Politique

Les canicules et les incendies menacent l’objectif de réduction du déficit en France

Les canicules et les incendies menacent l’objectif de réduction du déficit en France

Sébastien Lecornu n’avait vraiment pas besoin de cela. Déjà percuté par la guerre au Moyen-Orient et le choc pétrolier qui a suivi, le budget que le premier ministre avait fait passer dans la douleur en février est désormais menacé par la chaleur historique en France. Les canicules et les incendies à répétition pourraient coûter quelques milliards d’euros au pays, et empêcher de réduire le déficit public, alors qu’il s’agit de l’objectif majeur sur lequel s’est engagé le chef du gouvernement.
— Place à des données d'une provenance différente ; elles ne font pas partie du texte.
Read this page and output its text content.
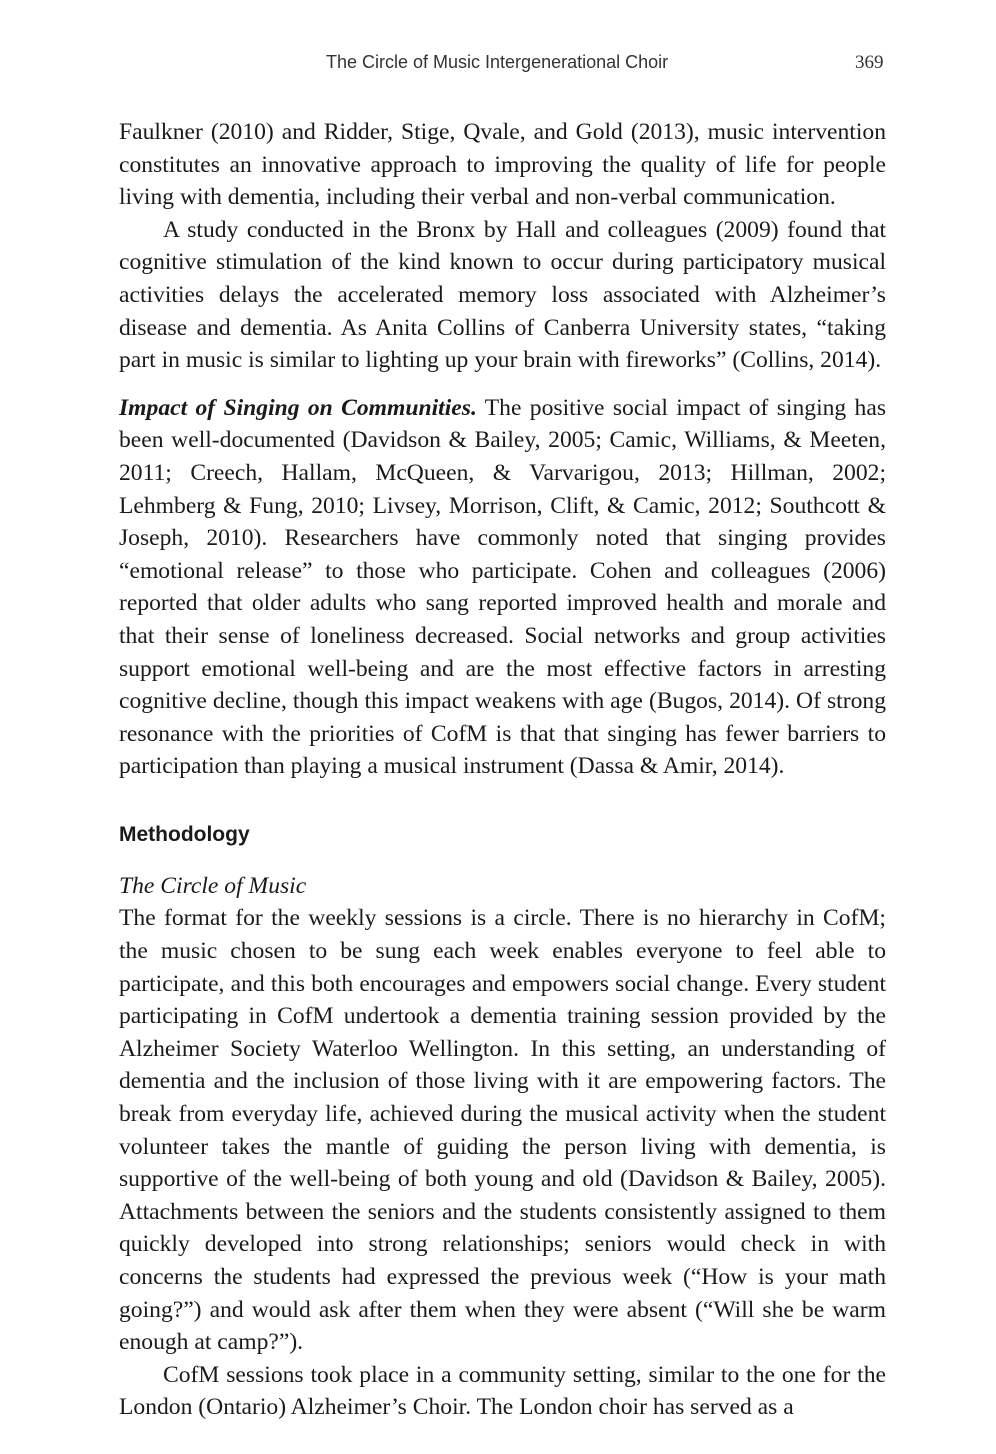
The Circle of Music Intergenerational Choir	369

Faulkner (2010) and Ridder, Stige, Qvale, and Gold (2013), music intervention constitutes an innovative approach to improving the quality of life for people living with dementia, including their verbal and non-verbal communication.

A study conducted in the Bronx by Hall and colleagues (2009) found that cognitive stimulation of the kind known to occur during participatory musical activities delays the accelerated memory loss associated with Alzheimer’s disease and dementia. As Anita Collins of Canberra University states, “taking part in music is similar to lighting up your brain with fireworks” (Collins, 2014).

Impact of Singing on Communities. The positive social impact of singing has been well-documented (Davidson & Bailey, 2005; Camic, Williams, & Meeten, 2011; Creech, Hallam, McQueen, & Varvarigou, 2013; Hillman, 2002; Lehmberg & Fung, 2010; Livsey, Morrison, Clift, & Camic, 2012; Southcott & Joseph, 2010). Researchers have commonly noted that singing provides “emotional release” to those who participate. Cohen and colleagues (2006) reported that older adults who sang reported improved health and morale and that their sense of loneliness decreased. Social networks and group activities support emotional well-being and are the most effective factors in arresting cognitive decline, though this impact weakens with age (Bugos, 2014). Of strong resonance with the priorities of CofM is that that singing has fewer barriers to participation than playing a musical instrument (Dassa & Amir, 2014).

Methodology

The Circle of Music

The format for the weekly sessions is a circle. There is no hierarchy in CofM; the music chosen to be sung each week enables everyone to feel able to participate, and this both encourages and empowers social change. Every student participating in CofM undertook a dementia training session provided by the Alzheimer Society Waterloo Wellington. In this setting, an understanding of dementia and the inclusion of those living with it are empowering factors. The break from everyday life, achieved during the musical activity when the student volunteer takes the mantle of guiding the person living with dementia, is supportive of the well-being of both young and old (Davidson & Bailey, 2005). Attachments between the seniors and the students consistently assigned to them quickly developed into strong relationships; seniors would check in with concerns the students had expressed the previous week (“How is your math going?”) and would ask after them when they were absent (“Will she be warm enough at camp?”).

CofM sessions took place in a community setting, similar to the one for the London (Ontario) Alzheimer’s Choir. The London choir has served as a
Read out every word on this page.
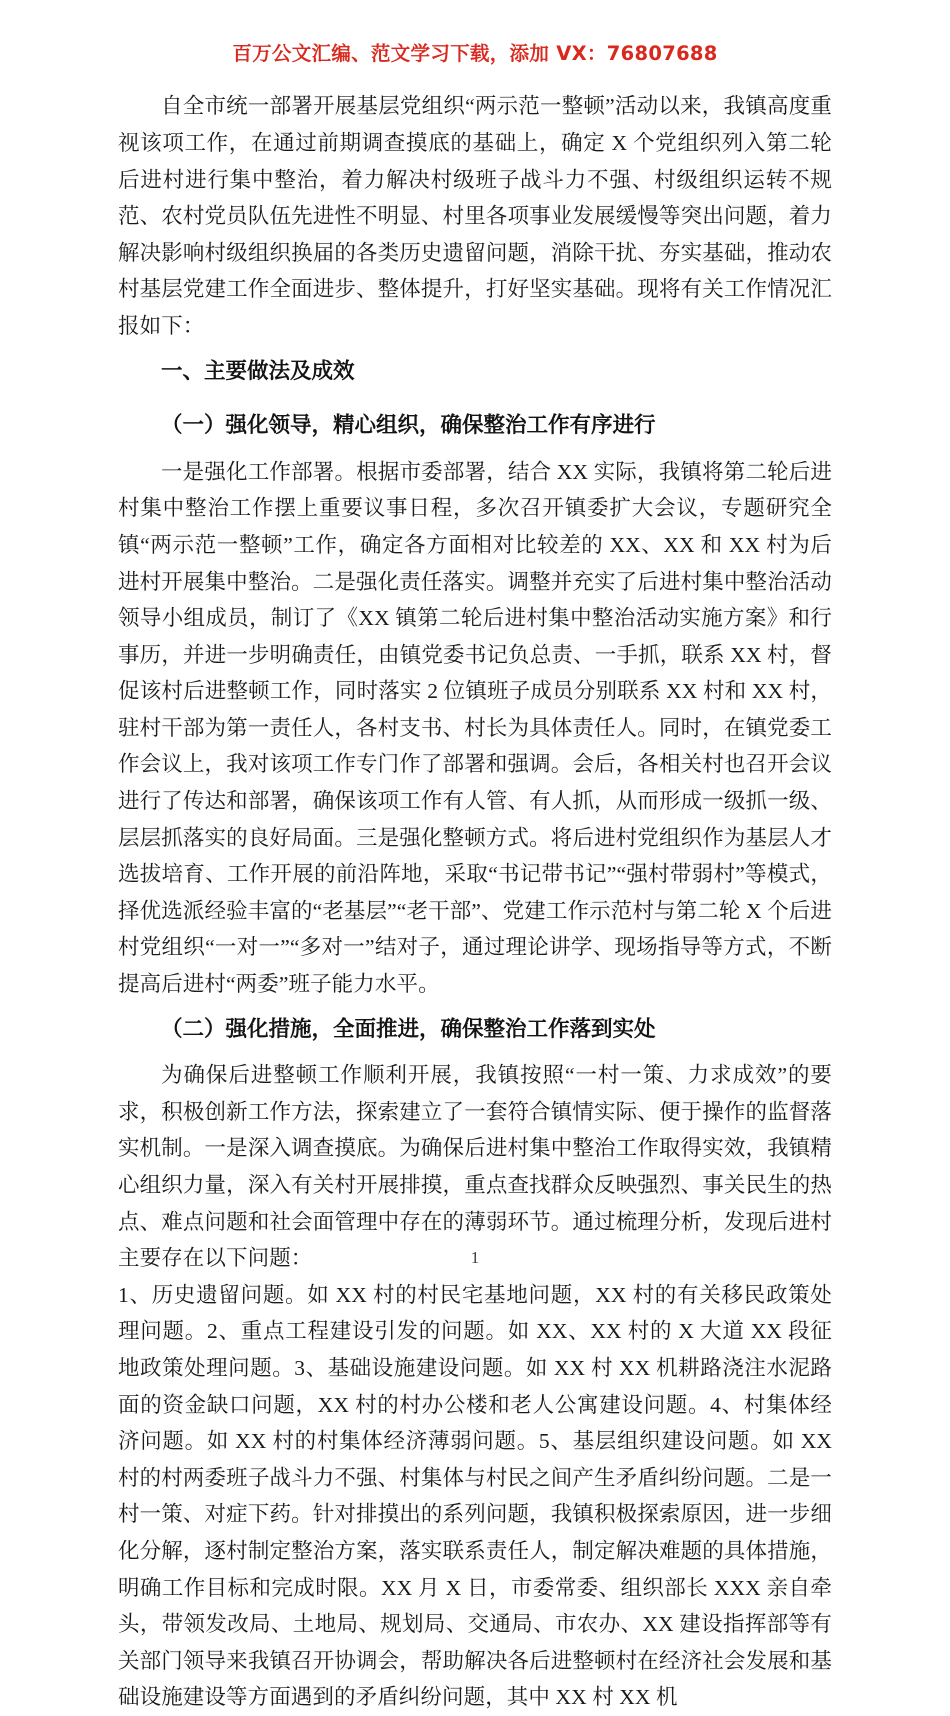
百万公文汇编、范文学习下载，添加 VX：76807688

自全市统一部署开展基层党组织“两示范一整顿”活动以来，我镇高度重视该项工作，在通过前期调查摸底的基础上，确定 X 个党组织列入第二轮后进村进行集中整治，着力解决村级班子战斗力不强、村级组织运转不规范、农村党员队伍先进性不明显、村里各项事业发展缓慢等突出问题，着力解决影响村级组织换届的各类历史遗留问题，消除干扰、夯实基础，推动农村基层党建工作全面进步、整体提升，打好坚实基础。现将有关工作情况汇报如下：

一、主要做法及成效
（一）强化领导，精心组织，确保整治工作有序进行

一是强化工作部署。根据市委部署，结合 XX 实际，我镇将第二轮后进村集中整治工作摆上重要议事日程，多次召开镇委扩大会议，专题研究全镇“两示范一整顿”工作，确定各方面相对比较差的 XX、XX 和 XX 村为后进村开展集中整治。二是强化责任落实。调整并充实了后进村集中整治活动领导小组成员，制订了《XX 镇第二轮后进村集中整治活动实施方案》和行事历，并进一步明确责任，由镇党委书记负总责、一手抓，联系 XX 村，督促该村后进整顿工作，同时落实 2 位镇班子成员分别联系 XX 村和 XX 村，驻村干部为第一责任人，各村支书、村长为具体责任人。同时，在镇党委工作会议上，我对该项工作专门作了部署和强调。会后，各相关村也召开会议进行了传达和部署，确保该项工作有人管、有人抓，从而形成一级抓一级、层层抓落实的良好局面。三是强化整顿方式。将后进村党组织作为基层人才选拔培育、工作开展的前沿阵地，采取“书记带书记”“强村带弱村”等模式，择优选派经验丰富的“老基层”“老干部”、党建工作示范村与第二轮 X 个后进村党组织“一对一”“多对一”结对子，通过理论讲学、现场指导等方式，不断提高后进村“两委”班子能力水平。

（二）强化措施，全面推进，确保整治工作落到实处

为确保后进整顿工作顺利开展，我镇按照“一村一策、力求成效”的要求，积极创新工作方法，探索建立了一套符合镇情实际、便于操作的监督落实机制。一是深入调查摸底。为确保后进村集中整治工作取得实效，我镇精心组织力量，深入有关村开展排摸，重点查找群众反映强烈、事关民生的热点、难点问题和社会面管理中存在的薄弱环节。通过梳理分析，发现后进村主要存在以下问题：

1、历史遗留问题。如 XX 村的村民宅基地问题，XX 村的有关移民政策处理问题。2、重点工程建设引发的问题。如 XX、XX 村的 X 大道 XX 段征地政策处理问题。3、基础设施建设问题。如 XX 村 XX 机耕路浇注水泥路面的资金缺口问题，XX 村的村办公楼和老人公寓建设问题。4、村集体经济问题。如 XX 村的村集体经济薄弱问题。5、基层组织建设问题。如 XX 村的村两委班子战斗力不强、村集体与村民之间产生矛盾纠纷问题。二是一村一策、对症下药。针对排摸出的系列问题，我镇积极探索原因，进一步细化分解，逐村制定整治方案，落实联系责任人，制定解决难题的具体措施，明确工作目标和完成时限。XX 月 X 日，市委常委、组织部长 XXX 亲自牵头，带领发改局、土地局、规划局、交通局、市农办、XX 建设指挥部等有关部门领导来我镇召开协调会，帮助解决各后进整顿村在经济社会发展和基础设施建设等方面遇到的矛盾纠纷问题，其中 XX 村 XX 机

1
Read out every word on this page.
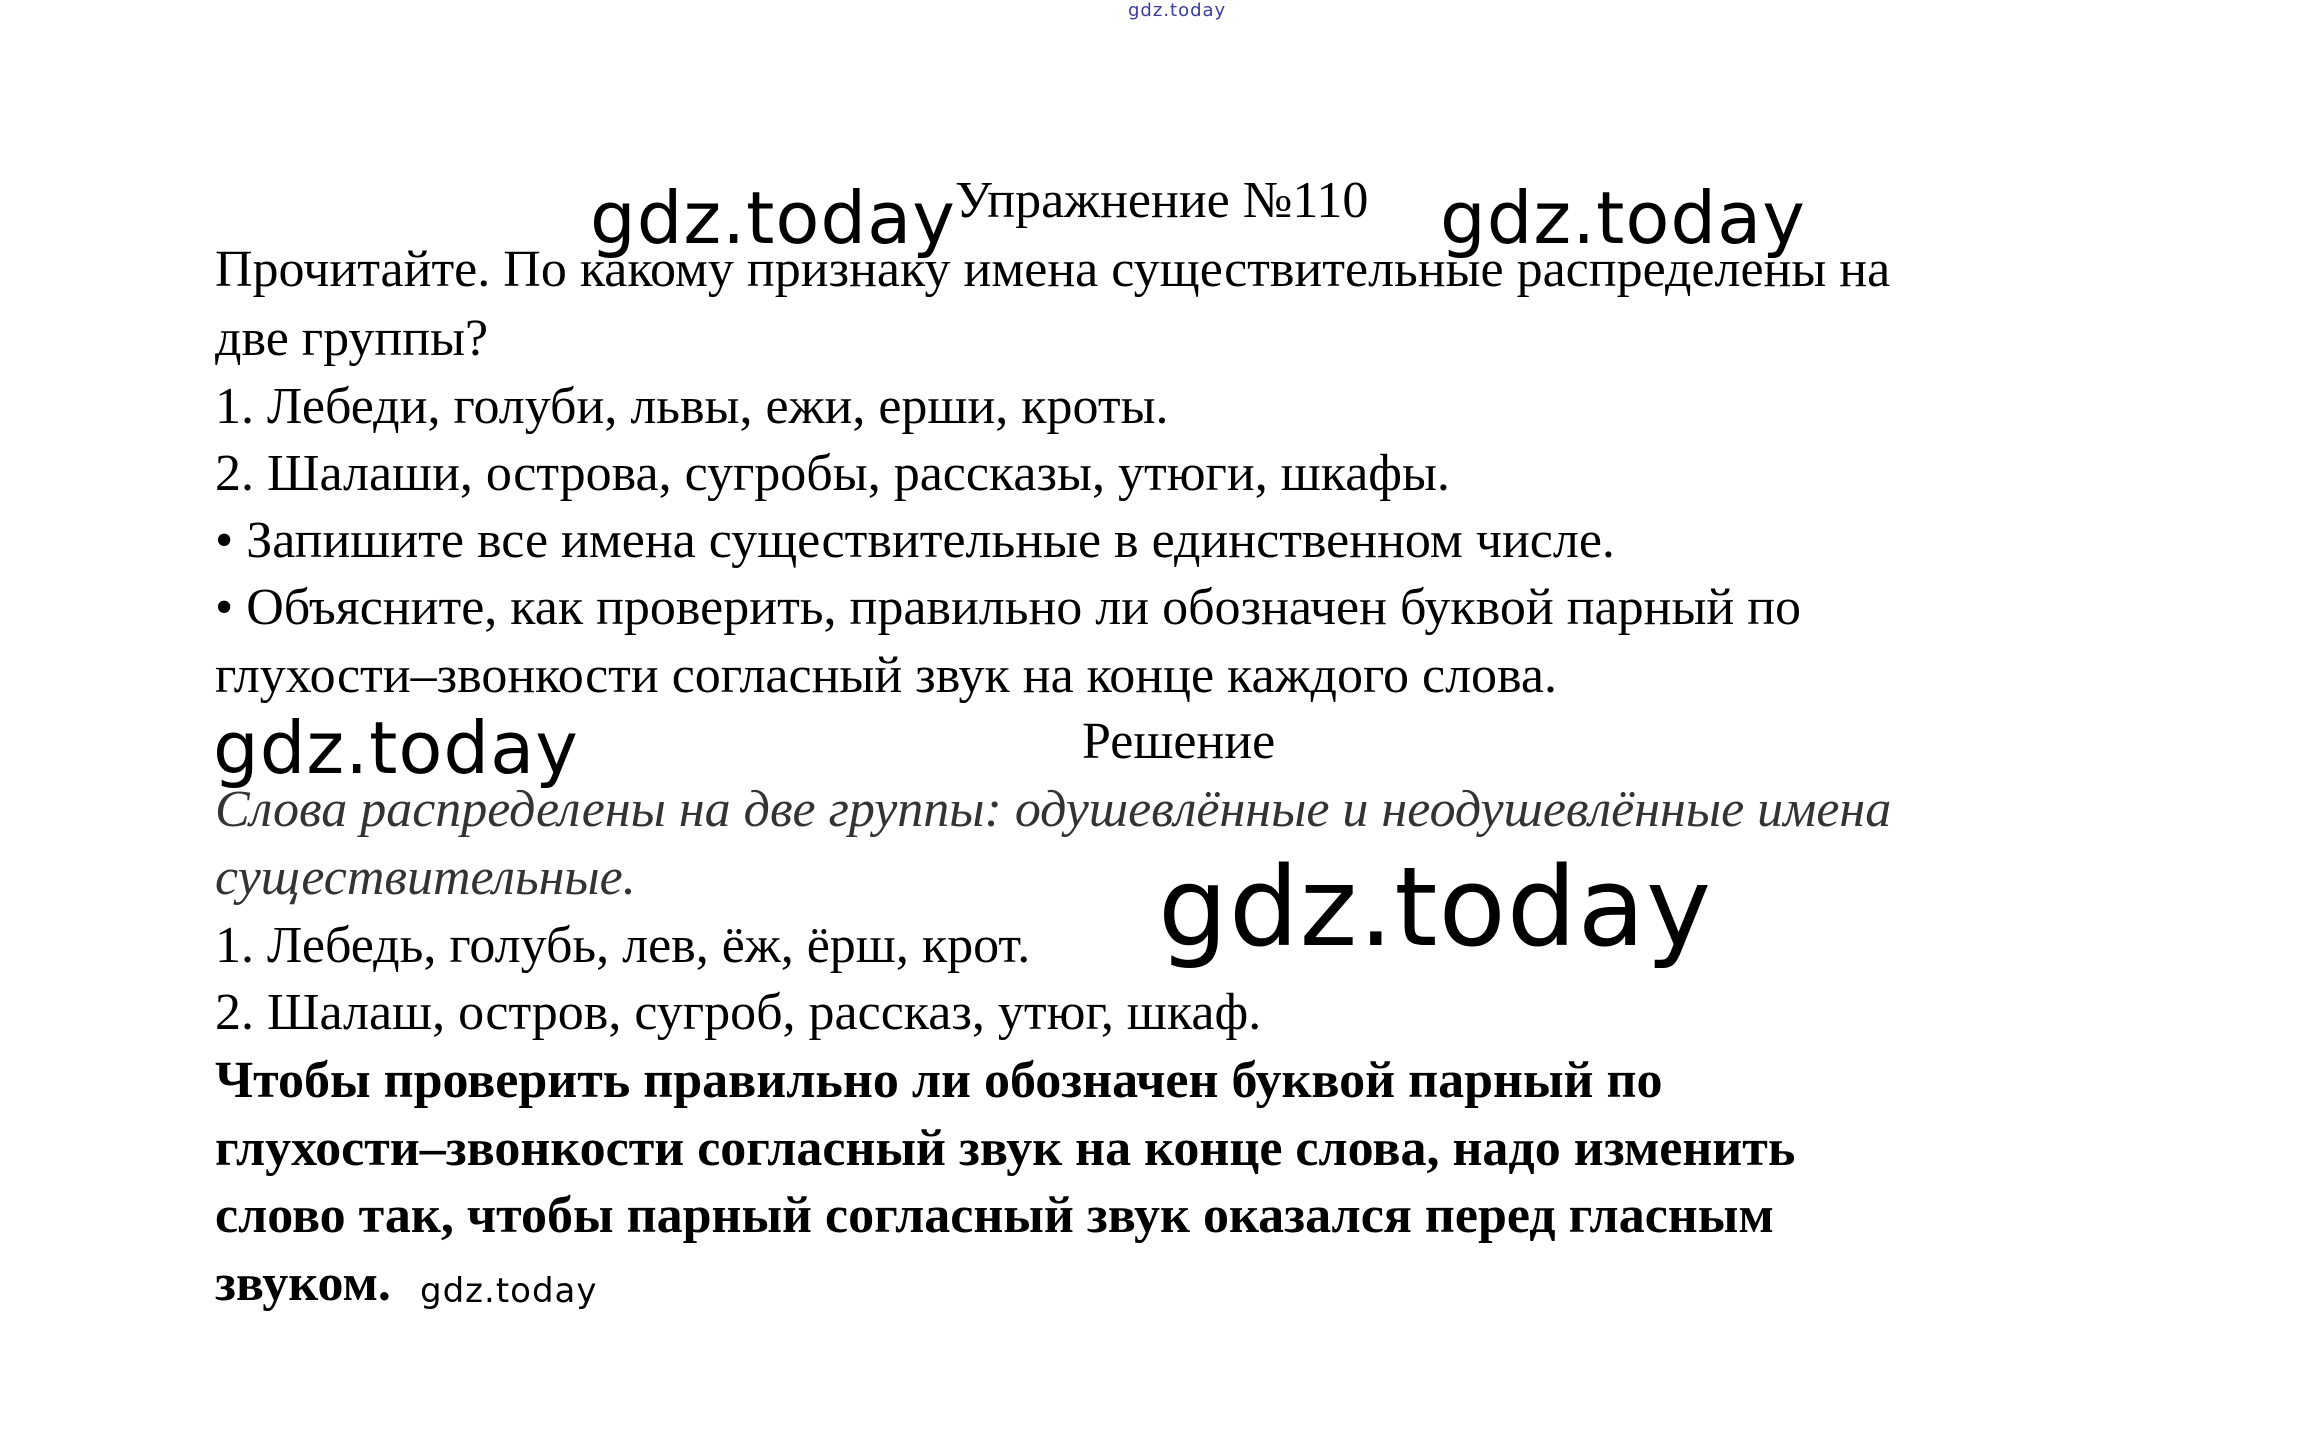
gdz.today
gdz.today	gdz.today
gdz.today
gdz.today
Упражнение №110
Прочитайте. По какому признаку имена существительные распределены на
две группы?
1. Лебеди, голуби, львы, ежи, ерши, кроты.
2. Шалаши, острова, сугробы, рассказы, утюги, шкафы.
• Запишите все имена существительные в единственном числе.
• Объясните, как проверить, правильно ли обозначен буквой парный по
глухости–звонкости согласный звук на конце каждого слова.
Решение
Слова распределены на две группы: одушевлённые и неодушевлённые имена
существительные.
1. Лебедь, голубь, лев, ёж, ёрш, крот.
2. Шалаш, остров, сугроб, рассказ, утюг, шкаф.
Чтобы проверить правильно ли обозначен буквой парный по
глухости–звонкости согласный звук на конце слова, надо изменить
слово так, чтобы парный согласный звук оказался перед гласным
звуком. gdz.today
Celui-ci s’était pourtant fixé pour 2026 un but minime : ramener le déficit de 5,1 % à 5 % du produit intérieur brut (PIB) en un an. Pour y arriver, malgré la crise pétrolière déclenchée à la fin de février, l’exécutif a déjà annoncé 9 milliards d’euros d’économies par rapport au budget initial. Il lui reste cependant à décider en grande partie dans quels crédits il va tailler. Et, à présent, les conséquences immédiates du réchauffement climatique risquent de rendre insuffisants ces premiers efforts.

« On va se battre jusqu’au bout, mais ça va être difficile » de cantonner le déficit à 5 % du PIB, a admis le ministre de l’économie, Roland Lescure, le 30 juillet, sur France Inter. Son ambition, restreinte, consiste dorénavant à être « aussi proche que possible » de la cible.